I am interesting in bounding the Laplace transform of $S_n=\sum_{i=1}^nX_i^{(n)}$, that is \begin{equation} \mathscr{L}_\lambda(S_n)=\mathbb{E}\mathrm{e}^{\lambda S_n} \end{equation} for some $\lambda>0$. To be precise, under what conditions, both on the mixing structure as on the coefficients $p_n$, is the Laplace transform above uniformly bounded in $n\geqslant1$?
Indeed, by a simple application of the generalised Hölder's inequalities, one can obtain \begin{equation} \mathscr{L}_\lambda(S_n)\leqslant\Big(\prod_{i=1}^n\mathrm{e}^{\lambda nX_i}\Big)^{1/n}\leqslant1+p_n\mathrm{e}^{\lambda n} \end{equation} which shows that $\mathscr{L}_\lambda(X)<\infty$ granted $p_n$ converges exponentially fast, which is a strong assumption to make. Additionally, since a sum of independent Bernoulli random variables can be approximated by Poisson variables, another approach would be to investigate whether this yields similar approximations under mixing, at least an approximation with a bounded Laplace transform.
Now using a rather complicated sequence of arguments, including the Fuk-Nagaev inequality, Marcinkiewicz–Zygmund type inequalities and Viennet–Delyon’s inequality, I was able to show that $\mathscr{L}_\lambda(S_n)<\infty$ uniformly in $n$ if the underlying sequence is geometrically mixing. This was essentially needed in order to ensure that $\lambda^p\|S_n\|_p^p/p!$ is a summable sequence, otherwise the Taylor expansion would diverge.

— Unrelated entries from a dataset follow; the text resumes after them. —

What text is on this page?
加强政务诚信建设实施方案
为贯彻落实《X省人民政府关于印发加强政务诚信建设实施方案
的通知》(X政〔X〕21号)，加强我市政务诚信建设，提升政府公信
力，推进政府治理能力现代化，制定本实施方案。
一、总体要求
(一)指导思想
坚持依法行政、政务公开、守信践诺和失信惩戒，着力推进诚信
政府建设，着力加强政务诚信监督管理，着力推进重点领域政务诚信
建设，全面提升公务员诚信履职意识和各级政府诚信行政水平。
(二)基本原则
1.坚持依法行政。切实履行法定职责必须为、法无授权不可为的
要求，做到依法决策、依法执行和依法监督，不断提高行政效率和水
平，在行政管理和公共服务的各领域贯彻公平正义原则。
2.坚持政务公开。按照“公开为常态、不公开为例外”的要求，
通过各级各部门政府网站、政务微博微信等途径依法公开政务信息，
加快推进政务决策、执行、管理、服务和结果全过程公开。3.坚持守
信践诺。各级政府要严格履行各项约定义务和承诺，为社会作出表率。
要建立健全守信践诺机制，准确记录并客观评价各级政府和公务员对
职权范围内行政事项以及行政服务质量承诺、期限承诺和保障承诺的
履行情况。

However, as $\mathbb{E}S_n\to 0$ and as $\|S_n\|_\infty<\infty$ for every finite $n\geqslant 1$, then I would hypothesise that perhaps a finite bound may also be obtainable when we do not assume that $X$ is (sub)geometrically absolutely regular, however I am unable to (dis)prove this so far.